Seniority rankings, which determine everything from a pilot's wages, hours worked, routes flown, and vacation time, are excruciatingly difficult to merge.
Unlike other professions, pilots cannot transfer the seniority they accumulate at one airline to another. For that reason, the blending of two seniority lists must result in some pilots losing seniority to others during the integration.
"It's almost never done without rancor and resentment," said Jim Gray, a retired Delta pilot, who chaired the organization that represented retired Delta pilots before and during the airline's bankruptcy.
Delta pilots generally make more money and fly newer planes than their counterparts at Northwest, while Northwest pilots tend to have more years of experience and want to protect their seniority.
Northwest pilots, for instance, want to keep the privilege of flying the carrier's big Boeing 747 aircraft in the Northwest family even after a merger. They have proposed fencing them off from pilots at Delta, which does not fly 747s, according to two people familiar with the negotiations.
Such rules could hamper integration and create internal tensions.
Another stumbling block is the fact that over a thousand Delta pilots took early retirement packages before Delta filed for bankruptcy in 2005.
"This had the effect of moving more junior pilots up the seniority list at a very rapid rate," said Dean Booth, a lawyer with an Atlanta law firm.
"They found themselves flying wide bodies at a much younger age than had been their expectation. They don't want to lose that status," said Booth, who has previously represented both Delta and Northwest.
Merging Northwest's pilots with the younger, yet senior, Delta pilots is creating friction.
"There is apparently this faction within the Northwest group that views the Delta pilots as younger, less experienced and less worthy, so to speak," airline consultant Robert Mann said.
The Air Line Pilots Association (ALPA), which represents both Delta and Northwest pilots, is still smarting from its experience at US Airways, which formed in 2005 from the merger of US Airways and America West.
ALPA faces a movement to oust it at US Airways, which has not combined its pilots into a single group nearly three years after merging with America West, largely because of seniority issues.

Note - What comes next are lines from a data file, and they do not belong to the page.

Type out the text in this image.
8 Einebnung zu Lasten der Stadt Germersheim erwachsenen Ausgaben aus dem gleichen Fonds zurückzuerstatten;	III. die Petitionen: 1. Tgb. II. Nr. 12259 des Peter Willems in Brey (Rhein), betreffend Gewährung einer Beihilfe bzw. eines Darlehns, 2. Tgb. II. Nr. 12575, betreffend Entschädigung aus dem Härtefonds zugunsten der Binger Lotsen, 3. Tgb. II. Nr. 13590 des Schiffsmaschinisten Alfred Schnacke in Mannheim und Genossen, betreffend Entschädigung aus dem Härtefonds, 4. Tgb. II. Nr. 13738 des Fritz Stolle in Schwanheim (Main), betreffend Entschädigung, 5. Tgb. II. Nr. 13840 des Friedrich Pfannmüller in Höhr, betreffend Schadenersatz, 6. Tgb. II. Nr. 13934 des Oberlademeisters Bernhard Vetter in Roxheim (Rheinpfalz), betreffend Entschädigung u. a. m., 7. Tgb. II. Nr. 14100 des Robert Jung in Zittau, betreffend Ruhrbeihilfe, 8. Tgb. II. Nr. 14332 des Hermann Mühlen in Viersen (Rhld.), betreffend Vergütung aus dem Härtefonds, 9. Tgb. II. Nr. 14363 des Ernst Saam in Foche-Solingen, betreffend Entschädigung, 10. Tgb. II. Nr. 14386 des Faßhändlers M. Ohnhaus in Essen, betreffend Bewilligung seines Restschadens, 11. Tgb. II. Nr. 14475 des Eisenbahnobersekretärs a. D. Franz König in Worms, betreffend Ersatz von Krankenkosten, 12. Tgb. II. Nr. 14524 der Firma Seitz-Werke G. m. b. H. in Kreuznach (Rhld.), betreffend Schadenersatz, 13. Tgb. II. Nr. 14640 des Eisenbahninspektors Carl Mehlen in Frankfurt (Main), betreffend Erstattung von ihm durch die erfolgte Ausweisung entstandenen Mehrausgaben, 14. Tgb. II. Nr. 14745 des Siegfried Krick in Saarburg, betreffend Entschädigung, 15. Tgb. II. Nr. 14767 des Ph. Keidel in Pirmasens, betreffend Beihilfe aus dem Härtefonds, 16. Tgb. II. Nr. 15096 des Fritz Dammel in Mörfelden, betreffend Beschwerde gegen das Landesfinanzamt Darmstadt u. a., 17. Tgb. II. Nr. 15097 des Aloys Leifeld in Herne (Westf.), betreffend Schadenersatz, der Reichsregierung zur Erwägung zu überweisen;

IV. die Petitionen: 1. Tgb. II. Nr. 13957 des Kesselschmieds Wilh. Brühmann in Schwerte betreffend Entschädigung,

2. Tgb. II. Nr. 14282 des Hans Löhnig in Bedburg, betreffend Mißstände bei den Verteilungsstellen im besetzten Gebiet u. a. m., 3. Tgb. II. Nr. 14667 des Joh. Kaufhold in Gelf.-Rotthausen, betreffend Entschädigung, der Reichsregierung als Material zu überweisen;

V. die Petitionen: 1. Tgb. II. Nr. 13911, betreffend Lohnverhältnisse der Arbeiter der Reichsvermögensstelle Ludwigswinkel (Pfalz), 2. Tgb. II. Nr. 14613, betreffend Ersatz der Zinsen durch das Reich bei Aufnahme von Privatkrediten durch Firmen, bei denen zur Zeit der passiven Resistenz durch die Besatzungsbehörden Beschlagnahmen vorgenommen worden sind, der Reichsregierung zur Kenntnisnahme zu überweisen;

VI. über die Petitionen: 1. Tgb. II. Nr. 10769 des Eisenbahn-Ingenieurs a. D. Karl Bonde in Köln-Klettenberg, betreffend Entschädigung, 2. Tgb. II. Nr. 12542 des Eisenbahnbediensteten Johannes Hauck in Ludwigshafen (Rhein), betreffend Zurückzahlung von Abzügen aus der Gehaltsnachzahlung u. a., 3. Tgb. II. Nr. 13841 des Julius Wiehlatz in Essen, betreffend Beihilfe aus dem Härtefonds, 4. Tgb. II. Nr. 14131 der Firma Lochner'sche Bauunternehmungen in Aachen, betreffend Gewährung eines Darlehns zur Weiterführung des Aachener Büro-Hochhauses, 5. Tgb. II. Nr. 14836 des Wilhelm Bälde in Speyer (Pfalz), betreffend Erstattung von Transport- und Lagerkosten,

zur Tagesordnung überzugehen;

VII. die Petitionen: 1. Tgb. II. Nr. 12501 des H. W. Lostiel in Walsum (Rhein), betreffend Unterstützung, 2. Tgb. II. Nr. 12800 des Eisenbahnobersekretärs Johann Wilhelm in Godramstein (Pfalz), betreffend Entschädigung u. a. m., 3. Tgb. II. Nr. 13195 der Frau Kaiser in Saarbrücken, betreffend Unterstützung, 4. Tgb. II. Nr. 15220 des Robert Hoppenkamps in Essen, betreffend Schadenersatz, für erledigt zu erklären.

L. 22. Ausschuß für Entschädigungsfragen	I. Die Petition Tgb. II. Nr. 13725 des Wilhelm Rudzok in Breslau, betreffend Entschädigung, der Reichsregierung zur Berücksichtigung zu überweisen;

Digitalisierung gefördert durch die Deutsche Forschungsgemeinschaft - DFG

Northwest pilots also know first-hand the risks of an ill-received seniority deal. Tensions, stemming from a rancorous integration of Northwest and Republic pilots after their 1986 merger, still course through the airline.

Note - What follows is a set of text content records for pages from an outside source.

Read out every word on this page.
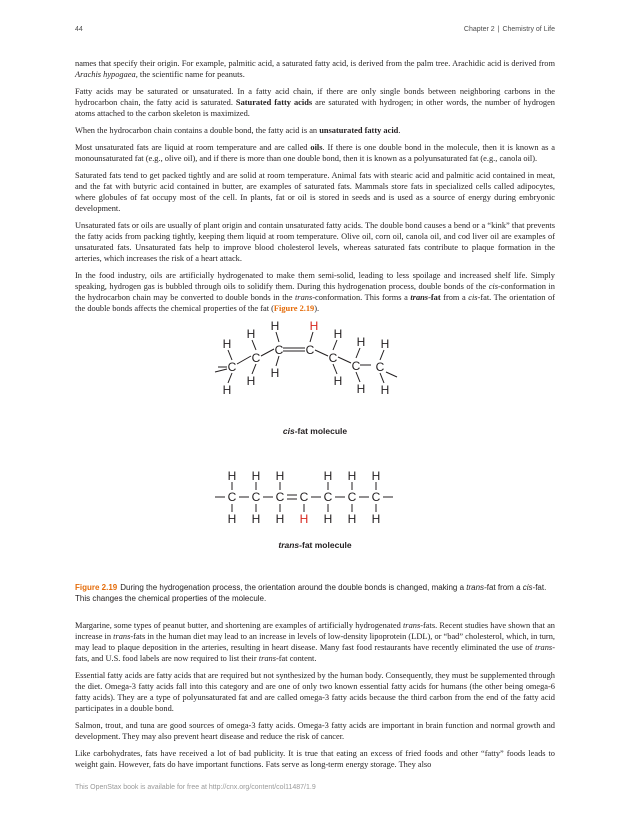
44	Chapter 2 | Chemistry of Life

names that specify their origin. For example, palmitic acid, a saturated fatty acid, is derived from the palm tree. Arachidic acid is derived from Arachis hypogaea, the scientific name for peanuts.

Fatty acids may be saturated or unsaturated. In a fatty acid chain, if there are only single bonds between neighboring carbons in the hydrocarbon chain, the fatty acid is saturated. Saturated fatty acids are saturated with hydrogen; in other words, the number of hydrogen atoms attached to the carbon skeleton is maximized.

When the hydrocarbon chain contains a double bond, the fatty acid is an unsaturated fatty acid.

Most unsaturated fats are liquid at room temperature and are called oils. If there is one double bond in the molecule, then it is known as a monounsaturated fat (e.g., olive oil), and if there is more than one double bond, then it is known as a polyunsaturated fat (e.g., canola oil).

Saturated fats tend to get packed tightly and are solid at room temperature. Animal fats with stearic acid and palmitic acid contained in meat, and the fat with butyric acid contained in butter, are examples of saturated fats. Mammals store fats in specialized cells called adipocytes, where globules of fat occupy most of the cell. In plants, fat or oil is stored in seeds and is used as a source of energy during embryonic development.

Unsaturated fats or oils are usually of plant origin and contain unsaturated fatty acids. The double bond causes a bend or a “kink” that prevents the fatty acids from packing tightly, keeping them liquid at room temperature. Olive oil, corn oil, canola oil, and cod liver oil are examples of unsaturated fats. Unsaturated fats help to improve blood cholesterol levels, whereas saturated fats contribute to plaque formation in the arteries, which increases the risk of a heart attack.

In the food industry, oils are artificially hydrogenated to make them semi-solid, leading to less spoilage and increased shelf life. Simply speaking, hydrogen gas is bubbled through oils to solidify them. During this hydrogenation process, double bonds of the cis-conformation in the hydrocarbon chain may be converted to double bonds in the trans-conformation. This forms a trans-fat from a cis-fat. The orientation of the double bonds affects the chemical properties of the fat (Figure 2.19).

C
C
C C
C
C C
H
H
H
H
H
H
H
H
H
H
H
H
H
cis-fat molecule
C C C C C C C
H H H	H H H
H H H H H H H
trans-fat molecule

Figure 2.19 During the hydrogenation process, the orientation around the double bonds is changed, making a trans-fat from a cis-fat. This changes the chemical properties of the molecule.

Margarine, some types of peanut butter, and shortening are examples of artificially hydrogenated trans-fats. Recent studies have shown that an increase in trans-fats in the human diet may lead to an increase in levels of low-density lipoprotein (LDL), or “bad” cholesterol, which, in turn, may lead to plaque deposition in the arteries, resulting in heart disease. Many fast food restaurants have recently eliminated the use of trans-fats, and U.S. food labels are now required to list their trans-fat content.

Essential fatty acids are fatty acids that are required but not synthesized by the human body. Consequently, they must be supplemented through the diet. Omega-3 fatty acids fall into this category and are one of only two known essential fatty acids for humans (the other being omega-6 fatty acids). They are a type of polyunsaturated fat and are called omega-3 fatty acids because the third carbon from the end of the fatty acid participates in a double bond.

Salmon, trout, and tuna are good sources of omega-3 fatty acids. Omega-3 fatty acids are important in brain function and normal growth and development. They may also prevent heart disease and reduce the risk of cancer.

Like carbohydrates, fats have received a lot of bad publicity. It is true that eating an excess of fried foods and other “fatty” foods leads to weight gain. However, fats do have important functions. Fats serve as long-term energy storage. They also

This OpenStax book is available for free at http://cnx.org/content/col11487/1.9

"Twenty-two years on, they still look out different windows," said retired Delta pilot Gray.
Delta has offered the pilots a roughly 10 percent equity stake in the combined carrier. Both pilot groups also stand to get higher wages, with lower-paid Northwest pilots expected to get a relatively bigger raise, according to people familiar with the talks.
Also, pilot unions have generally accepted that the notoriously volatile US airline industry needs to change in order to become more stable.
"Everyone has invested a ton of time in this," said Jerry Glass, president of a consulting group that has represented airlines in union negotiations. "That's a sign that they believe in it."